Businessweek, July 20, 2010, Tuesday
Businessweek
July 20, 2010, Tuesday
Businessweek
Startup Activity at Record Low: Challenger
Posted by: John Tozzi on July 20, 2010
The share of high-level job-seekers exiting an outplacement program who start their own businesses dropped in the first half of 2010 to the lowest two-quarter rate on record, according to data from the outplacement firm Challenger, Gray & Christmas released July 19.
Challenger, which provides training and counseling to job seekers, says just 3.7 percent of job seekers leaving its outplacement program are going into business for themselves in the first half of 2010, compared to an average of 8.6 percent in the full-year 2009. The data is based on a quarterly survey of 3,000 people, including 75 percent to 80 percent former managers or executives, Challenger spokesman James Pedderson says in an email.

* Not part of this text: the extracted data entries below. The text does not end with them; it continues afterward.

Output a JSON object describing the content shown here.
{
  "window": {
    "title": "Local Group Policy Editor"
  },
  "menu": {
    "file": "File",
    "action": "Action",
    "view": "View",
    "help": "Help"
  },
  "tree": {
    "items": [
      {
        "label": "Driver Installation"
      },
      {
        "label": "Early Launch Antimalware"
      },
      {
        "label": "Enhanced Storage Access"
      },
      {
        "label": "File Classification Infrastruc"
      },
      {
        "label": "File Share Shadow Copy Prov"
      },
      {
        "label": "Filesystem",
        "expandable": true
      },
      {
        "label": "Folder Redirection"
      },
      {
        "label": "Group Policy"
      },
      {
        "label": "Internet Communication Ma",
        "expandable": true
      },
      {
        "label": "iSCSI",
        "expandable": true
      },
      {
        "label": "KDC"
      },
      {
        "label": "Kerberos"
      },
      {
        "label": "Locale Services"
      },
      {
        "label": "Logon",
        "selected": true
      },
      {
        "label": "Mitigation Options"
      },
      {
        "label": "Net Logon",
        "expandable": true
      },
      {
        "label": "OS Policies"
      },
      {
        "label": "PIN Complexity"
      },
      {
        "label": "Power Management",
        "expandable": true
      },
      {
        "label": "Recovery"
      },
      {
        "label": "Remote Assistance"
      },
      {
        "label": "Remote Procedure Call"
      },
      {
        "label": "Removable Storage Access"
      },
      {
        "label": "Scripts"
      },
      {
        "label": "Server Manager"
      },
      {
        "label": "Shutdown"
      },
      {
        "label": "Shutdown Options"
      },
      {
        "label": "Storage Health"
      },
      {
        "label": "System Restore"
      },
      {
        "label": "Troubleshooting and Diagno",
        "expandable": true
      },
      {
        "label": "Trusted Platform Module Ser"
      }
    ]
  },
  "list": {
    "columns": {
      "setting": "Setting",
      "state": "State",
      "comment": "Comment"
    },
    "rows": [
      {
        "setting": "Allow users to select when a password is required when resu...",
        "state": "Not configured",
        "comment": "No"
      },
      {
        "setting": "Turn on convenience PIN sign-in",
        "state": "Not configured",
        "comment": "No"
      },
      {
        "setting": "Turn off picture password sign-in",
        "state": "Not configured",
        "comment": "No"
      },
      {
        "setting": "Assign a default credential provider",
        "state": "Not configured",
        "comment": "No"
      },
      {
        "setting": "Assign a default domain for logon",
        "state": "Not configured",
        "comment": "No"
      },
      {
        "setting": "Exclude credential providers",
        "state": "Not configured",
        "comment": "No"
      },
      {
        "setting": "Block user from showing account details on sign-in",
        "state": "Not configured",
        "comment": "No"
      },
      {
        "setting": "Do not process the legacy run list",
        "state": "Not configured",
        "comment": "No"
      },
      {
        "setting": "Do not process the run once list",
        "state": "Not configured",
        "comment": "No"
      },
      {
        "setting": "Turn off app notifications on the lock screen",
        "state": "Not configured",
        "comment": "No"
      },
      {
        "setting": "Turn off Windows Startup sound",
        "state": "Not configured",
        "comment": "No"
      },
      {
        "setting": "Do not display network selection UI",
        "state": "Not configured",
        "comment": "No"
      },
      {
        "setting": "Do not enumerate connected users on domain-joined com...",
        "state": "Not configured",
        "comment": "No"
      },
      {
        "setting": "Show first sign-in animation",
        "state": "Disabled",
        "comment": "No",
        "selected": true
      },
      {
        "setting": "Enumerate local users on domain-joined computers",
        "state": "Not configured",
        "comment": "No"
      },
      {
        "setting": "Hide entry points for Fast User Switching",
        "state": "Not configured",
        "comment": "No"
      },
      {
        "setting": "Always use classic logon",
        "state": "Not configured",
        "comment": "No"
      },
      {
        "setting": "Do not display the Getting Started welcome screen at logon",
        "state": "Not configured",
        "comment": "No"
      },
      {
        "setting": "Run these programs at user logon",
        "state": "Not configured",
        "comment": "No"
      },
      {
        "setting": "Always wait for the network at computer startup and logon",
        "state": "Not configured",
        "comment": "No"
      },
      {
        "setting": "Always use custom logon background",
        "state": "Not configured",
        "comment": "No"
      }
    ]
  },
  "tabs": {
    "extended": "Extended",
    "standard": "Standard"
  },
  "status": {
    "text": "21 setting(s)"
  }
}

Scarce financing and improving job prospects are steering more of these workers away from entrepreneurship, says Daniel Cohen, a lecturer at Cornell University’s ILR School. “Whether you’re starting a small business or you want to make a more scalable business and raise venture funding, either way the capital is harder to come by,” Cohen says.
But the lower startup rate might be a good sign. The unemployment rate, at 9.7 percent, remains high, but job losses have abated and some companies resumed hiring in 2010. The private sector added 593,000 jobs in the first half of 2010, compared to a loss of 968,000 in the last half of 2009, according to seasonally adjusted data from the Bureau of Labor Statistics. “For those that were thinking of doing a startup as a last resort…there’s more opportunity now,” Cohen says.
Startup activity tends to drop at the beginning of a recession, spike at the end when unemployment is highest, and drop when hiring resumes, Challenger CEO John Challenger says in a statement. (See chart below.) “Right now, we are in the early stages of recovery when the fundamentals of the economy are still pretty shaky, but employers are just starting to add workers back to their payrolls,” he says. Startup activity increases again as the economy improves, he said.
The Challenger survey, which began in 1986, showed the highest rate of startups over two quarters in the first half of 1989, when the unemployment rate was under 5.5 percent. At that time, 21.5 percent of Challenger’s exiting job-seekers opted to start businesses, the group says.